Blackstone in the eighteenth century makes the royal judges of the common-law courts the depositaries of the laws.  Presumably their long experience and studies enable them to determine the validity of general customs known throughout the realm, and their decisions consequently are the most authoritative evidence about customs included in the common law.  These decisions, having been recorded and preserved, are available for consultation in difficult cases… 
    “On all matters of general custom the royal judges assumed the power to recognise what was good custom … Blackstone provided in his Commentaries on the laws of England a clear account of tests which customs should meet before they were admitted to have the force of law… Above all, he makes clear that not all customs are good customs and that the courts will permit litigants to rely on customs only when those customs meet certain criteria such as antiquity and continuity.
    “Professor Theodore Plucknet reminds us [in 1949] that for Azo, the civilian jurist, ten or twenty years was ‘a long custom,’ thirty years a ‘very long’ custom, and forty years an ‘age-old’ custom.  But in any period good custom is spoken of as ancient.’”

“[In conclusion], it is important to note the persistence and force in the modern world of some ideas which men of the Middle Ages incorporated in the common law of England.
    “Foremost among these if the idea of the supremacy of law … This idea implies that there are limits to the power of ruling.  The rule of law was difficult to apply against medieval kings with absolutist policies … The rule of law is difficult to apply now in the face of modern ideas of sovereignty which admit no limitation on the power of ruling… What is required in the twentieth [and twenty-first] century is a much wider understanding of legal rights, how they have been gained, how they may be lost.
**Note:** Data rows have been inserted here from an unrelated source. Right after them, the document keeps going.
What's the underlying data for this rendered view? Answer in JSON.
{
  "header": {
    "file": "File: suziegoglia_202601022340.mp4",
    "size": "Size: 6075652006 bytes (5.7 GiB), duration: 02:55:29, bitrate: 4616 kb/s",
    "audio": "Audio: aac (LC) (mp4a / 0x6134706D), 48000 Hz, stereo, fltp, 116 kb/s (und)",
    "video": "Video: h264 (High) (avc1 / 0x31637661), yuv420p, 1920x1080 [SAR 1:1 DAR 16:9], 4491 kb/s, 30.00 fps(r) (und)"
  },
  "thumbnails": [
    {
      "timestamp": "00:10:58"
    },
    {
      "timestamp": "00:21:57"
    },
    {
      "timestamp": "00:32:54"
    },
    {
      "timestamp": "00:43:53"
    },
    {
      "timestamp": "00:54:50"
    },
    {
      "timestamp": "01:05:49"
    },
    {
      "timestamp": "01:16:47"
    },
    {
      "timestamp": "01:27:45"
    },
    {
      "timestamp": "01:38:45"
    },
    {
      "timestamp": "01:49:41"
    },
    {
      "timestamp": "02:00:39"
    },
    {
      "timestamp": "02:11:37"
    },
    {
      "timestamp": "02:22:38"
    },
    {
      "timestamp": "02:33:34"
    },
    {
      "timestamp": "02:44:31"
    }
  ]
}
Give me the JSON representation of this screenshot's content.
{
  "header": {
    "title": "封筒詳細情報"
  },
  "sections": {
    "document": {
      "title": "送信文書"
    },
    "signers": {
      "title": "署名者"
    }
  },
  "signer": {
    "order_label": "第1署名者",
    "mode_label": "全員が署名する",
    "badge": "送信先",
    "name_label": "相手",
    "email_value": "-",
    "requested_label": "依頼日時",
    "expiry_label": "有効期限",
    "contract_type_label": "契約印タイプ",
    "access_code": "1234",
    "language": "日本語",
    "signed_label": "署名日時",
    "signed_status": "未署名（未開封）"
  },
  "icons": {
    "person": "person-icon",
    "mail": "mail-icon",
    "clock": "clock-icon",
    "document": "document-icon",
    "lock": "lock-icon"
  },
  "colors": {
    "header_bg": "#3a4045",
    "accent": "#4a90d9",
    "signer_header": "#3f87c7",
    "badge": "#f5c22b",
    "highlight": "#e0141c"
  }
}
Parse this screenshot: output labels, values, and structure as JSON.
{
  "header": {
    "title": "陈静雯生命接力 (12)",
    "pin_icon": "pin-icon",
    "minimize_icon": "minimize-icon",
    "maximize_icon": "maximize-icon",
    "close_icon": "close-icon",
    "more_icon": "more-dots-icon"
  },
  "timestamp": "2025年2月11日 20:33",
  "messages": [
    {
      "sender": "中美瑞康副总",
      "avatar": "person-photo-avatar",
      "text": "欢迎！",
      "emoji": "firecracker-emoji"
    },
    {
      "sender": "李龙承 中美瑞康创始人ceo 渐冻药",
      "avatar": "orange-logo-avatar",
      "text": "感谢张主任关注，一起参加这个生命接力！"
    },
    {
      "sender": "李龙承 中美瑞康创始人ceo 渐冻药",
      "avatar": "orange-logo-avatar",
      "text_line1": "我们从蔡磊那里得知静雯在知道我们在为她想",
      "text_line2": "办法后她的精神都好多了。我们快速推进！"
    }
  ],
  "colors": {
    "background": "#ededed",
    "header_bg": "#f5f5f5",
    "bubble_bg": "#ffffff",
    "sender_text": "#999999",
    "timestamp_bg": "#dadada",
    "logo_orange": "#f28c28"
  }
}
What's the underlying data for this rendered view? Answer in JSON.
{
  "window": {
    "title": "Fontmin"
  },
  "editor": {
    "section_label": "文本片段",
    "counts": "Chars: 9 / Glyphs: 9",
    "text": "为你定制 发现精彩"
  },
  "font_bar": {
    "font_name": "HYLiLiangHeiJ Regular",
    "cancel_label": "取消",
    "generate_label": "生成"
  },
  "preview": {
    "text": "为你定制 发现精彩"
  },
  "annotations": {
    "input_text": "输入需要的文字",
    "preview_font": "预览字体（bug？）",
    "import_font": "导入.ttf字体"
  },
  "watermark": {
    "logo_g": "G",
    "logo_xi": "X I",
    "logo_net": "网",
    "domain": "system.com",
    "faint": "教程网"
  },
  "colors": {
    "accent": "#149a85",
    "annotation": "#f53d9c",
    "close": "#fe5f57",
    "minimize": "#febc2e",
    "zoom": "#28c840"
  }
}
    “A second idea … touches … the doctrine of judicial precedents…  [Common law] demanded  justices learned in the law of the realm[[and decisions of prior courts]. In the Middle Ages common-law court decisions were recorded, and on special occasions the record was consulted, but for several centuries the common law lived more in the minds of its judges and practitioners than in plea rolls and reports.  The law of the Middle Ages was largely judge-made, and whenever it was changed by deliberate action of the king’s council or by Parliament, judges participated in the change.  It is an essential part of the common-law system that its principles are derived from decisions in actual cases in which, of course, judges play the principal part.
    “A third important legacy of the medieval law to the modern law is the writ system… English lawyers could afford the luxury of throwing away the old forms of action only after the principles within those forms had become embedded in the law [only to be thrown away all too often by subsequent Attorneys General].  After men have learned what constitutes a debt recoverable in the court [for example], a writ of Debt is unnecessary … Modern courts [too] now recognise a leaseholder is entitled to enjoy the full term of the lease and to recover the both the lease and damages if he is ejected from the leased property.  But the leaseholder’s remedies were not taken for granted in the Middle Ages. They were acquired slowly in the form of actions associated with writs.  The full catalogue of writs known as the Register of Writs was the framework of common law.  When in the present, a lawyer decides that his client has a good cause of action which the courts will recognise, he is drawing, more often that he may realise, on the medieval definition of that cause of action in one of the many form writs.”

The rule of law, the development of law by means of judicial precedents, the use of the jury to determine the material facts of the case, and the definition of numerous causes of action [based on right]—these form the principal and valuable legacy of the medieval law to the modern law.”